2020 open banking: tipping point in sight
Marcus Hughes, Director of Business Development, Bottomline Technologies
Though borders are becoming more opaque, the payments sector is working hard to ensure that both businesses and consumers have the tools to navigate the landscape with efficiency, transparency and security.
Open Banking will play a significant part as will the advance of new technology and processes providing cross-border payments. Overall, I expect we’ll see a continued level of healthy disruption across the industry.
It’s safe to anticipate that Open Banking will have a larger impact on the business payments space than in the consumer space. And soon we will reach a tipping point where the benefits of Open Banking to businesses will become too large to ignore.
Mid-corporates to benefit
Under the new model, mid-corporates will gain easy access to the benefits of multi-bank payments and cash management. Historically this has only been available to large and multi-national corporates.
Alongside business buy-in, collaboration and co-operation between providers will create hybrid solutions. This will combine APIs (Application Programming Interfaces) and more traditional connectivity such as SWIFT and EBICS. And it will make the long transition to an API economy easier.
Once this shift takes place, business and consumers will begin to see the effects. This will include vastly reduced pay per transaction costs and, potentially, bypass card payments altogether.
Request to Pay: flexibility and increased consumer choice
We are also likely to see the payments landscape being affected by the introduction of new payment instruments such as Request to Pay. This effectively combines an electronic invoice with flexible payment options, and will complement Direct Debits.

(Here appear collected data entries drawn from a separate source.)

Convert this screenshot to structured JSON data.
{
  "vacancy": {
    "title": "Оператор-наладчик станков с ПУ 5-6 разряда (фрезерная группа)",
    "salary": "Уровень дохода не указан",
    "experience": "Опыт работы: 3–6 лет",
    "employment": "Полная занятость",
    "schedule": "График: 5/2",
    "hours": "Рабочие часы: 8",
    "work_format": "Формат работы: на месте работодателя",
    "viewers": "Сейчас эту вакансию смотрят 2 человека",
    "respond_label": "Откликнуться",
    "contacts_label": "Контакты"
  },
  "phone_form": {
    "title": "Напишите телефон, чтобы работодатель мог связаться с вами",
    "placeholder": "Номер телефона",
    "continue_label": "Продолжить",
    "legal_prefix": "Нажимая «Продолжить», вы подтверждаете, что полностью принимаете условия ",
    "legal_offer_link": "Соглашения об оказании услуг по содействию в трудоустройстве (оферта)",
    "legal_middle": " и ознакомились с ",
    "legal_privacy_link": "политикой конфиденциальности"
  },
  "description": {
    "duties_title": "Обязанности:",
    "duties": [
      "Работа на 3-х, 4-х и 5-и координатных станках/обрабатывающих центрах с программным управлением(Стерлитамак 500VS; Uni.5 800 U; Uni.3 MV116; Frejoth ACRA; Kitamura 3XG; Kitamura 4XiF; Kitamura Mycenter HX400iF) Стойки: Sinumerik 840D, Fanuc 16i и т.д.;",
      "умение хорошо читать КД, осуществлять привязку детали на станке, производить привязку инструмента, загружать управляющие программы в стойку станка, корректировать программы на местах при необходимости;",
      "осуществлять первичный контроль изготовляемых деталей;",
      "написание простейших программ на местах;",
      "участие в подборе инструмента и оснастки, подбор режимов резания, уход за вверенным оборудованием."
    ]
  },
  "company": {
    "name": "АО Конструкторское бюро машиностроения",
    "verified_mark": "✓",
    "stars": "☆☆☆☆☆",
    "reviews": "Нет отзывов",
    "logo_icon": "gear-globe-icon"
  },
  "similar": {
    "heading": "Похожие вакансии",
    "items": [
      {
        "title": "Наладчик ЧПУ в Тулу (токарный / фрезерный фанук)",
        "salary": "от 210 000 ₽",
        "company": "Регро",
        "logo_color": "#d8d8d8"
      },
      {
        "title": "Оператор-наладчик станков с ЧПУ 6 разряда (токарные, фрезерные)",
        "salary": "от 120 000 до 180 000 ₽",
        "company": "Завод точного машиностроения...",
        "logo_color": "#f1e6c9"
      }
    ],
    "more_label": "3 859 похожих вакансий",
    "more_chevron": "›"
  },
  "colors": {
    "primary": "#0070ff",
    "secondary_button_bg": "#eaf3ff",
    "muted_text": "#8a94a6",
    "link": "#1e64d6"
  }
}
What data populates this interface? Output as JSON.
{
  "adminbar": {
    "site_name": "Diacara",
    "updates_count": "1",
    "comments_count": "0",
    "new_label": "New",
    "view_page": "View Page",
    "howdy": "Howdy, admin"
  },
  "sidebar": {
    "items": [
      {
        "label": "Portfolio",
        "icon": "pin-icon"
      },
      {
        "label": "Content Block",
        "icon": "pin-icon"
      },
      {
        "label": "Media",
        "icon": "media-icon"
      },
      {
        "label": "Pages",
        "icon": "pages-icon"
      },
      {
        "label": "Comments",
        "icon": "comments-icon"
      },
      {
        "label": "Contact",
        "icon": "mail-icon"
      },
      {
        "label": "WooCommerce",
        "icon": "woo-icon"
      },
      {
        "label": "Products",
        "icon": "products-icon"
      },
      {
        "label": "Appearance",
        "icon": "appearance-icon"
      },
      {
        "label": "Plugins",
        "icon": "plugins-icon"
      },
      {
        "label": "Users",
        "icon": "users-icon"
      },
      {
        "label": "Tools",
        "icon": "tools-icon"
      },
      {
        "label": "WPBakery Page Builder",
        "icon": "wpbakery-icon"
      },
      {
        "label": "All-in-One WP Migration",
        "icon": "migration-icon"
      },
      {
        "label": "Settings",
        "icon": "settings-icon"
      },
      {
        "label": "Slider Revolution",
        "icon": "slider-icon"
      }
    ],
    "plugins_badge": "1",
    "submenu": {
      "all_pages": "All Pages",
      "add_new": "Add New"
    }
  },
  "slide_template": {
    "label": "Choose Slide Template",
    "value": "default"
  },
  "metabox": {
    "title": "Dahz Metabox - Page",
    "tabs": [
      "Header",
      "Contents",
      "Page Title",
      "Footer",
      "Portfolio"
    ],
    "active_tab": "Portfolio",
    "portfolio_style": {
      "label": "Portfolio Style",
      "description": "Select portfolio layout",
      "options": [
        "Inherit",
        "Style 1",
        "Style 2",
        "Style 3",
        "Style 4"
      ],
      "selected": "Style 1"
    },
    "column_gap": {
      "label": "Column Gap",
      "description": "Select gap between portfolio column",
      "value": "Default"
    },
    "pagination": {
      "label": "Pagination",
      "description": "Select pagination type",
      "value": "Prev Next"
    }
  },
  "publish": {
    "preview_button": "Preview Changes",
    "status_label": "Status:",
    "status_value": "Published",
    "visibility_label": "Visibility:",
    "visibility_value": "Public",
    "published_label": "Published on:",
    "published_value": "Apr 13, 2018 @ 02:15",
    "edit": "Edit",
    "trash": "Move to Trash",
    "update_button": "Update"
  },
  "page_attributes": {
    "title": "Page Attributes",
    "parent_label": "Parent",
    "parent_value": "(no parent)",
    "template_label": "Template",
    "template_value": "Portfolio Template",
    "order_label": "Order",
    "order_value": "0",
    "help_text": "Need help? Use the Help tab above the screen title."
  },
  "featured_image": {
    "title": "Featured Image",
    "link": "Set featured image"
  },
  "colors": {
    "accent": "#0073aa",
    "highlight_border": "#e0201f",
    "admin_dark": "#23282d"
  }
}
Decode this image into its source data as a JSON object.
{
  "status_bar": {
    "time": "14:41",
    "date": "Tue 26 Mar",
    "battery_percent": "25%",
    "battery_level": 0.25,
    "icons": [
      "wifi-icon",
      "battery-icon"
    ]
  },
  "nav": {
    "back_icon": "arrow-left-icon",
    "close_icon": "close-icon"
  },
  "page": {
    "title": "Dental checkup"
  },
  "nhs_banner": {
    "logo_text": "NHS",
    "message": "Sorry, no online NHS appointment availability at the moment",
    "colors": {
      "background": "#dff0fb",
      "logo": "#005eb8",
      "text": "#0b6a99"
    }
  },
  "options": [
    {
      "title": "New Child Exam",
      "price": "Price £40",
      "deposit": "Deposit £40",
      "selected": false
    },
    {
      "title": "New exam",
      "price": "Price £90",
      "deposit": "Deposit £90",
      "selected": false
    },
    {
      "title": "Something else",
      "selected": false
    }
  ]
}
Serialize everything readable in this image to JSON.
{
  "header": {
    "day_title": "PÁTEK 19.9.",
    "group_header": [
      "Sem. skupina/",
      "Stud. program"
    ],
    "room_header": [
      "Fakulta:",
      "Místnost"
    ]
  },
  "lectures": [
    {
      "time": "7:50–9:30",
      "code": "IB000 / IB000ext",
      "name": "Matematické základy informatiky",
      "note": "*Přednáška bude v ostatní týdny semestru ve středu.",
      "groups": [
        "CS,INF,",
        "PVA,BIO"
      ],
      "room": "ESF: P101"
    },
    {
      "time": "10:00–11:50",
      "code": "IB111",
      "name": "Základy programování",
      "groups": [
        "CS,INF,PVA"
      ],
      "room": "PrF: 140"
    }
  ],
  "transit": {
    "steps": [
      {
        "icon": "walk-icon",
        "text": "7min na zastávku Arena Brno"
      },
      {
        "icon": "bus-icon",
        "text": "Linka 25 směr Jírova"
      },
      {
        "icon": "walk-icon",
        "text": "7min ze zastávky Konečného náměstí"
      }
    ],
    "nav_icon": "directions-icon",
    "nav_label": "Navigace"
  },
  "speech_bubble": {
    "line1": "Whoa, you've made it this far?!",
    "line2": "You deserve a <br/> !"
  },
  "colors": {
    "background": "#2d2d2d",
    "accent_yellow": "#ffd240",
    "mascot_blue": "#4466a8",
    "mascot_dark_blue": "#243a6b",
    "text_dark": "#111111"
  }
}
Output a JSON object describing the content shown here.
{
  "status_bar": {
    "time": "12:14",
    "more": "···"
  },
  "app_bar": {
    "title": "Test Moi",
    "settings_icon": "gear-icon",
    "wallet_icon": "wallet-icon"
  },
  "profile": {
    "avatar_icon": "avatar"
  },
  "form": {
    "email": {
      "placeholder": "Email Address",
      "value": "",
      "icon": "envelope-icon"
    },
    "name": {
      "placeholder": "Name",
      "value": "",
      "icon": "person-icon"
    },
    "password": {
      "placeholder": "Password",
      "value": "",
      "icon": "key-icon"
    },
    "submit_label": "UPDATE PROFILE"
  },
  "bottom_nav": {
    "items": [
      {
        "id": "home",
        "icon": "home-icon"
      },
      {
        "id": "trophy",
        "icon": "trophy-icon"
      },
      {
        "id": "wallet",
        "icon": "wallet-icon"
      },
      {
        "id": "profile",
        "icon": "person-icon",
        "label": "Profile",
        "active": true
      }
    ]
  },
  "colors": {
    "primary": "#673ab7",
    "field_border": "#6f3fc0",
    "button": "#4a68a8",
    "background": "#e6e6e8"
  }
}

The process will make it easier and less expensive for utilities and big businesses to get paid by their customers. At the same time it provides flexibility and increased options to consumers.
We also anticipate the continued interplay between regulation, technology and industry confidence. Shifts such as Brexit and increased scrutiny over sanctioned payments will play a key role. Over the next few years, cross-border real-time payments will become a reality. Domestic real-time payments systems will become more integrated with each other. Meantime there is a progressive modernisation of the underlying technology that powers payments between banks and market infrastructures. With Brexit, UK small and medium sized businesses will find one-stop, multi-country payment and collection services to support their exciting new import and export markets beyond the European Union.
Payment security will remain paramount to boosting business and consumer confidence in making the shift towards openness and transparency. Above implementing transaction and behaviour monitoring tools, we are likely to see a growing number of large corporates taking steps to protect themselves from reputational risk by taking responsibility for sanction screening their payments before submitting instructions to their banks.
ISO20022 adoption to accelerate
On the regulatory front, the growing international adoption of a standard ISO20022 payment file format and SWIFT gpi for the tracking of cross-border payments will offer the global payments industry greater protection against financial crime.
Innovation in the payments landscape is dynamically moving towards a paradigm where businesses and consumers are provided with greater options for transparency, collaboration and convenience.
Confidence through stringent security measures and proven wins for early adopters is sure to drive the transition even further.